【ポイント解説】ソウルでのもてなしに関心
3月23日付本欄で「広島サミット前に岸田首相が韓国を訪問することも必要ではないか」と書いた。尹錫悦大統領が対日関係改善に前のめりになっている今こそ好機だ。首相の訪韓は至極妥当な判断である。
訪米中の尹大統領の「歴史問題脱却」発言は日本政府の決断を促す決定打となったはず。これで岸田首相が訪韓しても、改めて謝罪や反省を求められることはないと見極められた。

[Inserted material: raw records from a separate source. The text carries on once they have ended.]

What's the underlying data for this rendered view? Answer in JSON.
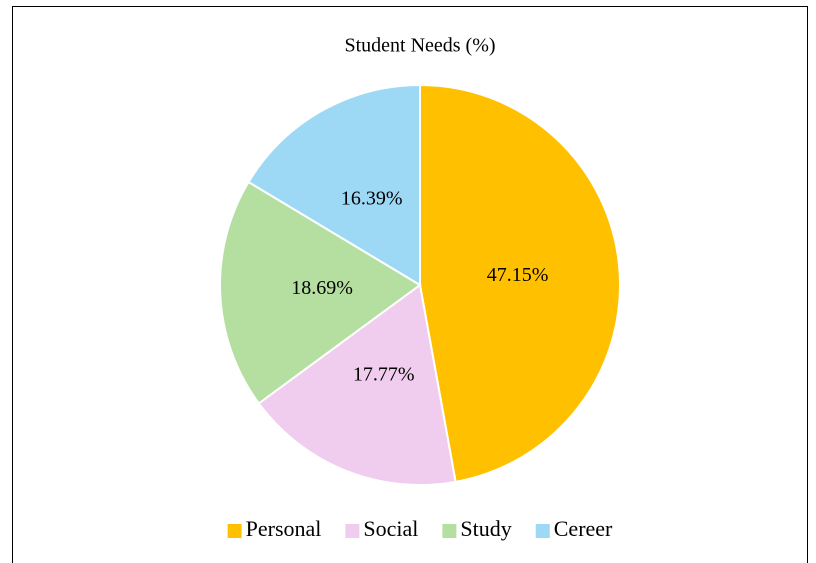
{
  "chart_data": {
    "type": "pie",
    "title": "Student Needs (%)",
    "categories": [
      "Personal",
      "Social",
      "Study",
      "Cereer"
    ],
    "values": [
      47.15,
      17.77,
      18.69,
      16.39
    ],
    "value_labels": [
      "47.15%",
      "17.77%",
      "18.69%",
      "16.39%"
    ],
    "colors": [
      "#FFC000",
      "#F0CCEE",
      "#B5DFA0",
      "#9DD8F5"
    ],
    "legend": "bottom"
  }
}
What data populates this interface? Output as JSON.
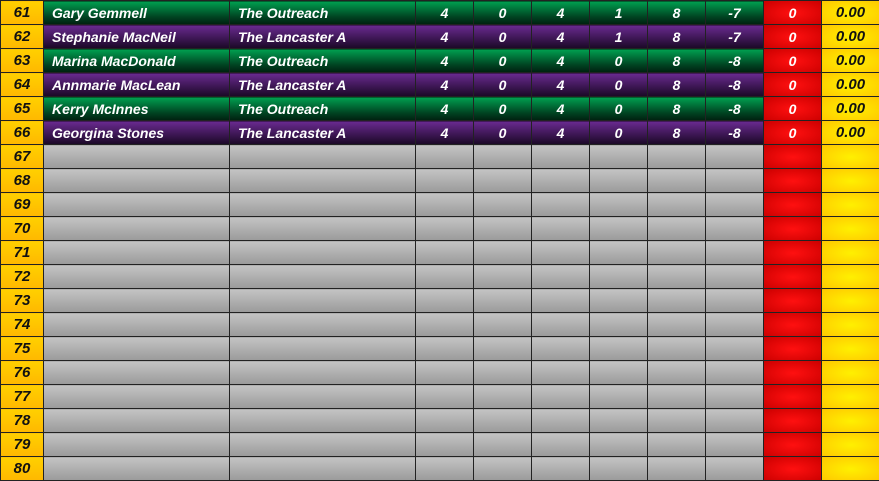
{
  "colors": {
    "green": "#006a35",
    "purple": "#4a1c66",
    "red": "#e00000",
    "yellow": "#ffd000",
    "empty": "#b0b0b0"
  },
  "rows": [
    {
      "pos": "61",
      "name": "Gary Gemmell",
      "team": "The Outreach",
      "c1": "4",
      "c2": "0",
      "c3": "4",
      "c4": "1",
      "c5": "8",
      "c6": "-7",
      "pts": "0",
      "avg": "0.00",
      "style": "green"
    },
    {
      "pos": "62",
      "name": "Stephanie MacNeil",
      "team": "The Lancaster A",
      "c1": "4",
      "c2": "0",
      "c3": "4",
      "c4": "1",
      "c5": "8",
      "c6": "-7",
      "pts": "0",
      "avg": "0.00",
      "style": "purple"
    },
    {
      "pos": "63",
      "name": "Marina MacDonald",
      "team": "The Outreach",
      "c1": "4",
      "c2": "0",
      "c3": "4",
      "c4": "0",
      "c5": "8",
      "c6": "-8",
      "pts": "0",
      "avg": "0.00",
      "style": "green"
    },
    {
      "pos": "64",
      "name": "Annmarie MacLean",
      "team": "The Lancaster A",
      "c1": "4",
      "c2": "0",
      "c3": "4",
      "c4": "0",
      "c5": "8",
      "c6": "-8",
      "pts": "0",
      "avg": "0.00",
      "style": "purple"
    },
    {
      "pos": "65",
      "name": "Kerry McInnes",
      "team": "The Outreach",
      "c1": "4",
      "c2": "0",
      "c3": "4",
      "c4": "0",
      "c5": "8",
      "c6": "-8",
      "pts": "0",
      "avg": "0.00",
      "style": "green"
    },
    {
      "pos": "66",
      "name": "Georgina Stones",
      "team": "The Lancaster A",
      "c1": "4",
      "c2": "0",
      "c3": "4",
      "c4": "0",
      "c5": "8",
      "c6": "-8",
      "pts": "0",
      "avg": "0.00",
      "style": "purple"
    },
    {
      "pos": "67",
      "style": "empty"
    },
    {
      "pos": "68",
      "style": "empty"
    },
    {
      "pos": "69",
      "style": "empty"
    },
    {
      "pos": "70",
      "style": "empty"
    },
    {
      "pos": "71",
      "style": "empty"
    },
    {
      "pos": "72",
      "style": "empty"
    },
    {
      "pos": "73",
      "style": "empty"
    },
    {
      "pos": "74",
      "style": "empty"
    },
    {
      "pos": "75",
      "style": "empty"
    },
    {
      "pos": "76",
      "style": "empty"
    },
    {
      "pos": "77",
      "style": "empty"
    },
    {
      "pos": "78",
      "style": "empty"
    },
    {
      "pos": "79",
      "style": "empty"
    },
    {
      "pos": "80",
      "style": "empty"
    }
  ]
}
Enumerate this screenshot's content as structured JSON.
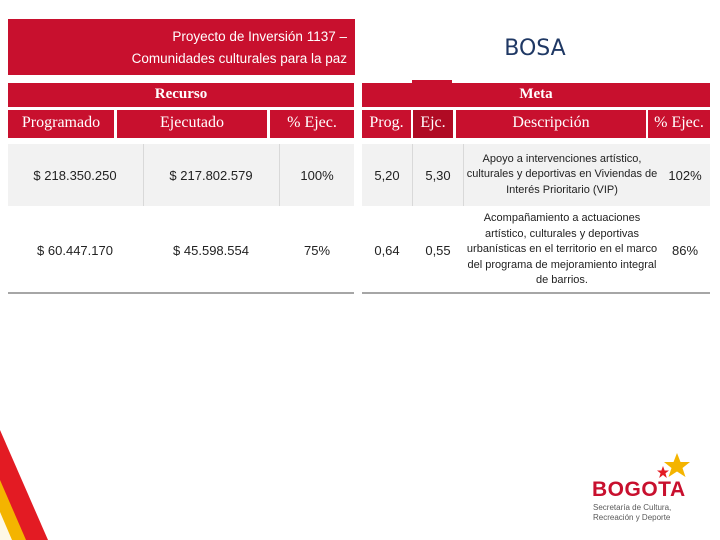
{
  "header": {
    "title_line1": "Proyecto de Inversión 1137 –",
    "title_line2": "Comunidades culturales para la paz",
    "locality": "BOSA"
  },
  "table": {
    "group_recurso": "Recurso",
    "group_meta": "Meta",
    "col_programado": "Programado",
    "col_ejecutado": "Ejecutado",
    "col_ejec_recurso": "% Ejec.",
    "col_prog": "Prog.",
    "col_ejc": "Ejc.",
    "col_descripcion": "Descripción",
    "col_ejec_meta": "% Ejec.",
    "rows": [
      {
        "programado": "$ 218.350.250",
        "ejecutado": "$ 217.802.579",
        "ejec_recurso": "100%",
        "prog": "5,20",
        "ejc": "5,30",
        "descripcion": "Apoyo a intervenciones artístico, culturales y deportivas en Viviendas de Interés Prioritario (VIP)",
        "ejec_meta": "102%"
      },
      {
        "programado": "$ 60.447.170",
        "ejecutado": "$ 45.598.554",
        "ejec_recurso": "75%",
        "prog": "0,64",
        "ejc": "0,55",
        "descripcion": "Acompañamiento a actuaciones artístico, culturales y deportivas urbanísticas en el territorio en el marco del programa de mejoramiento integral de barrios.",
        "ejec_meta": "86%"
      }
    ]
  },
  "logo": {
    "word": "BOGOTA",
    "sub_line1": "Secretaría de Cultura,",
    "sub_line2": "Recreación y Deporte"
  },
  "colors": {
    "accent_red": "#c8102e",
    "title_blue": "#1f3864",
    "star_yellow": "#f4b400"
  }
}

ただし、韓国世論がこれで収まるかは別問題である。野党や左派勢力に限らず、こと歴史問題に関して韓国民の感情は一致して厳しい。その中でセゲイルボは日本の空気も伝えながら、「謝罪と反省には言及しないだろう」との予測を載せた。
いたずらに“謝罪があるべきだ”として、岸田首相の足を止め、尹大統領のハードルを上げる必要はない。
慰安婦問題でも同様で、外相として2015年の日韓合意を結んだ岸田氏としては「解決済み」だ。ボールは韓国側に渡っており、後は履行があるだけだ。
日韓首脳会談で思い出されるのは2015年安倍晋三首相がソウルを訪れた時のことだ。青瓦台で会談を終えた安倍首相を送る朴槿恵大統領が「これからどうされますか」と問うた。ころは昼食時である。「近くの店で食べて帰ります」と答え、仁寺洞の韓国料理屋に向かった。韓国で客人に食事も出さずに帰すのは非礼でもあり恥でもある。朴氏の本意ではなく秘書陣の“策略”だと思いたい。それが朴女史に赤っ恥をかかせた。
尹氏は3月の来日では銀座のすき焼き・しゃぶしゃぶ専門店「銀座吉澤」、2次会は「煉瓦亭」で好物のオムライスとヱビスビールを堪能した。岸田氏は政界きっての酒豪と聞く。ソウルでの尹氏のもてなしに関心が向く。
一気に日韓関係が好転することは難しいが、こうした話題が重なりながら、懸案や実務をこなしていく。韓国メディアには岸田氏の酒量報告を頼みたい。